The modern retail experience extends far beyond the traditional eCommerce website and brick-and-mortar store; it includes everything from wearables to smart speakers, progressive web apps (PWAs), smart screens, kiosks, and other IoT devices.
Our technological world is host to a vast constellation of devices that support eCommerce functionality – this eclectic retail paradigm is known as omnichannel retail.
Headless eCommerce is built for the omnichannel paradigm and IoT age, it allows retailers to negotiate this complex retail landscape to deliver content and products to customers no matter what device or platform they’re using.
‘Headless eCommerce’ and ‘omnichannel retail’ fit together like a glove. Why? Because omnichannel retail is pretty much the mother of headless eCommerce.
Check out these omnichannel retail stats:
Harvard Business Review found that some 73% of people now use multiple channels to shop online.
Traditional eCommerce architecture simply cannot cope with the above, not at scale anyway. It’d be extremely time-consuming to scratch-build a solution for each and every new channel that crops up.
Headless eCommerce solves this problem by keeping retail architecture consistent on the back-end whilst keeping it flexible and dynamic on the front-end. It’s a modular, plug-and-play approach.

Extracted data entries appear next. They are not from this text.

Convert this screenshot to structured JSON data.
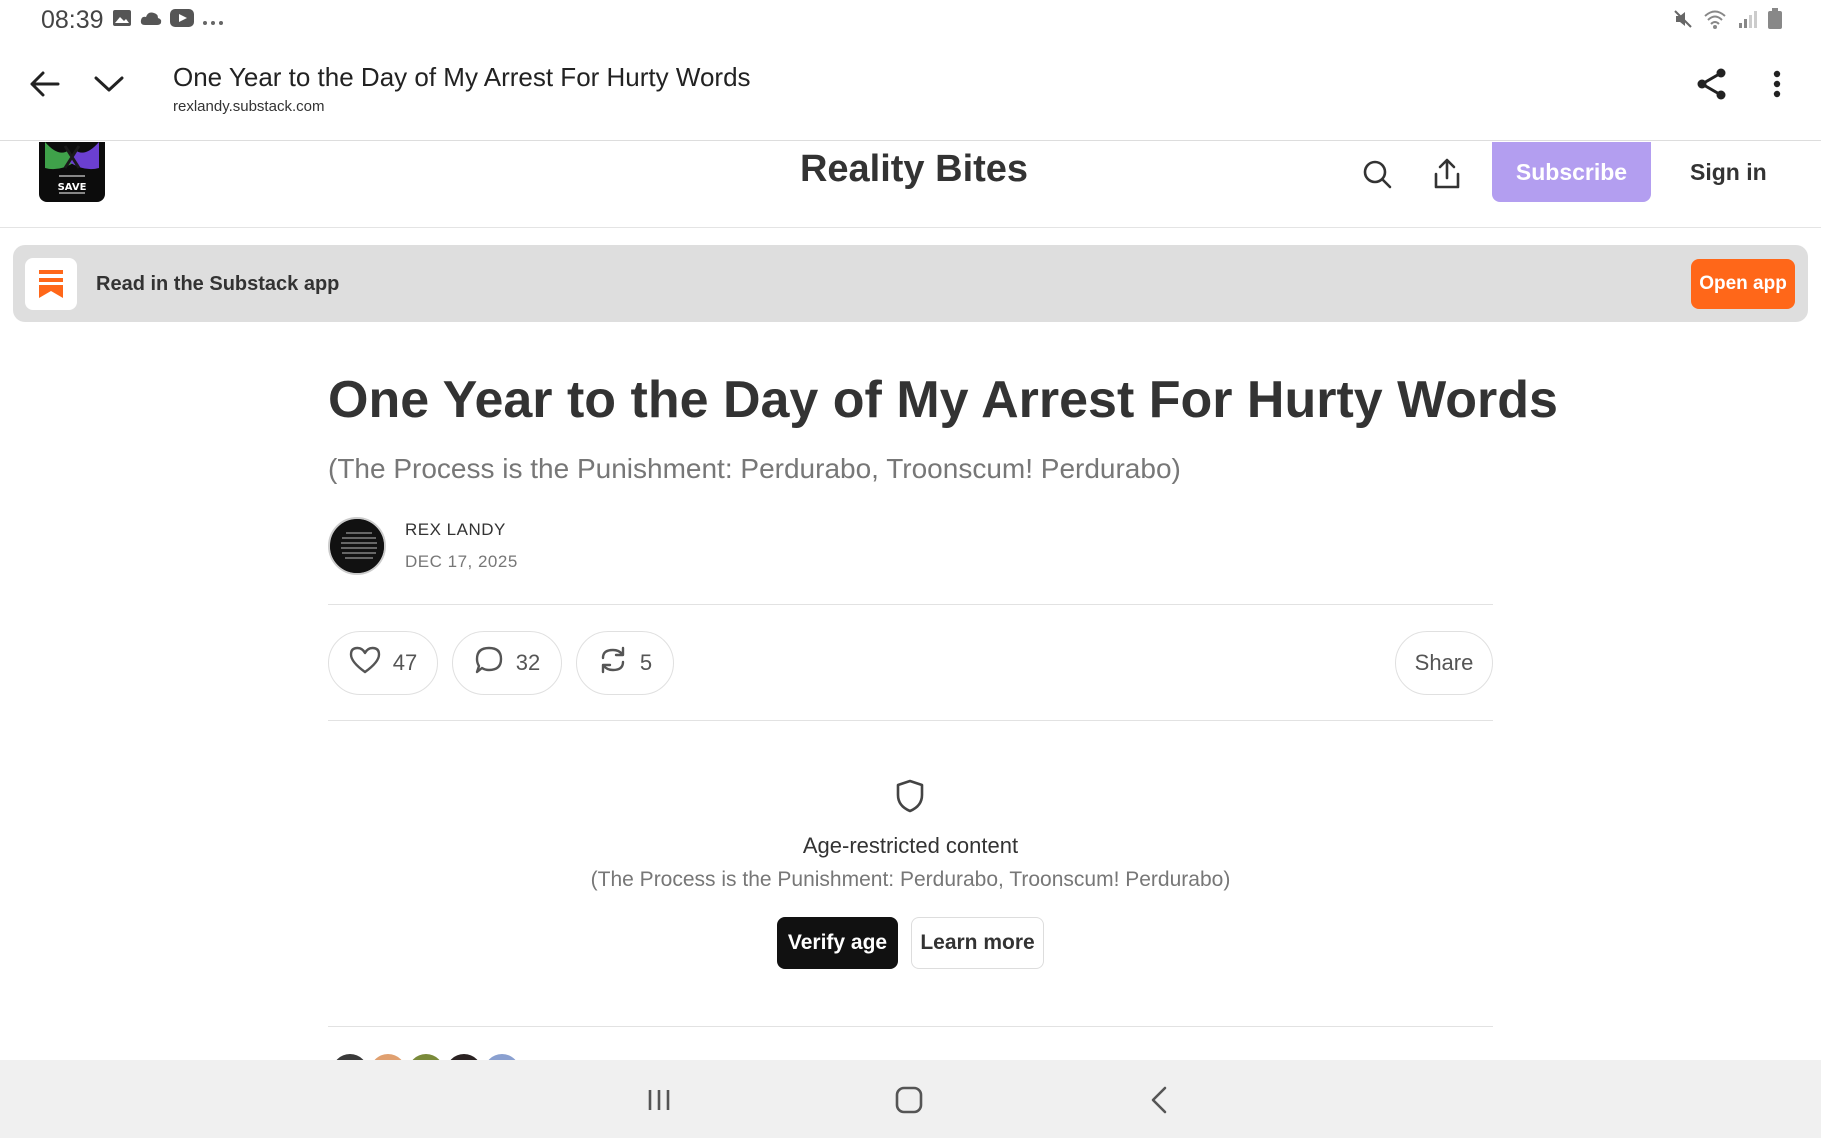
{
  "status_bar": {
    "time": "08:39",
    "left_icons": [
      "image-icon",
      "cloud-icon",
      "youtube-icon",
      "more-dots-icon"
    ],
    "right_icons": [
      "mute-icon",
      "wifi-icon",
      "signal-icon",
      "battery-icon"
    ]
  },
  "browser": {
    "page_title": "One Year to the Day of My Arrest For Hurty Words",
    "url": "rexlandy.substack.com",
    "icons": [
      "back-arrow-icon",
      "chevron-down-icon",
      "share-icon",
      "more-vertical-icon"
    ]
  },
  "site_header": {
    "name": "Reality Bites",
    "logo_text": "SAVE",
    "subscribe_label": "Subscribe",
    "signin_label": "Sign in",
    "icons": [
      "search-icon",
      "upload-share-icon"
    ]
  },
  "app_banner": {
    "text": "Read in the Substack app",
    "button_label": "Open app",
    "icon": "substack-logo-icon"
  },
  "article": {
    "title": "One Year to the Day of My Arrest For Hurty Words",
    "subtitle": "(The Process is the Punishment: Perdurabo, Troonscum! Perdurabo)",
    "author": "REX LANDY",
    "date": "DEC 17, 2025"
  },
  "actions": {
    "likes": "47",
    "comments": "32",
    "restacks": "5",
    "share_label": "Share"
  },
  "restricted": {
    "title": "Age-restricted content",
    "subtitle": "(The Process is the Punishment: Perdurabo, Troonscum! Perdurabo)",
    "verify_label": "Verify age",
    "learn_label": "Learn more"
  },
  "colors": {
    "subscribe": "#b39ef0",
    "open_app": "#ff6719",
    "verify": "#111111"
  },
  "system_nav": [
    "recents-icon",
    "home-icon",
    "back-icon"
  ]
}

At its most simple, headless eCommerce decouples the front-end from the back-end. In a retail context, this means decoupling the back-end that stores and manages everything from brand content and customer data to product information and catalogs, reviews, blogs, payment methods, etc, from the front-end sales channels.
A non-headless eCommerce system is monolithic, rather than modular. Say a retailer delivers products through an IoT coffee maker, an in-store kiosk, an eCommerce store, a smartphone app, and vending machine. With a headless setup in place, they’re able to maintain the same unified back-end architecture whilst delivering products to any of those heads via APIs.
Everything from the products themselves to blog posts and customer reviews can be ‘delivered’ to any device. Front-end developers can use the frameworks of their choice to shape and govern how that content looks.
Making changes to the front-end delivery layer, therefore, doesn’t rely on the back-end. They’re decoupled. This offers unparalleled flexibility when delivering products to a huge range of touchpoints.
At a more advanced level, headless eCommerce systems can also serve up everything from compliance and fraud detection headlessly and can integrate business logic and infrastructure like order management systems (OMSs), point of sale devices (POS), and enterprise resource planning (ERP).
Headless systems also enable the rapid sharing of data between devices, platforms and applications. One example is Under Armour’s fitness trackers that send data on everything from the user’s exercise proficiency to the local weather and climate to their eCommerce platform.
This enabled Under Armour to build a powerful recommendations engine informed by data sent headlessly from the wearable.
Headless eCommerce has other practical uses too, e.g. Michael Kors used a headless stack to compact some 20 websites in many different languages to a single multi-purpose back-end. That means much less back-end code to maintain and greater modular functionality across their many websites and other touchpoints.
In a sense, ‘headless’ does not really conjure the right image – headless eCommerce is more like a hydra – it has many heads that can be cut off and re-arranged at will.
Headless eCommerce sounds almost sci-fi in nature, but adopting it has become simpler, especially if the retailer just needs to deliver a simple ‘buy button’ to a touchpoint with minimal front-end.
There are a few players in headless eCommerce now and all of the main retail platforms like Shopify, BigCommerce, WooCommerce, and so on have some selection of APIs and SDKs for headless operation.
Simpler solutions include Snipcart that delivers just a cart and checkout (a small part of the head), leaving other front-end options open-ended.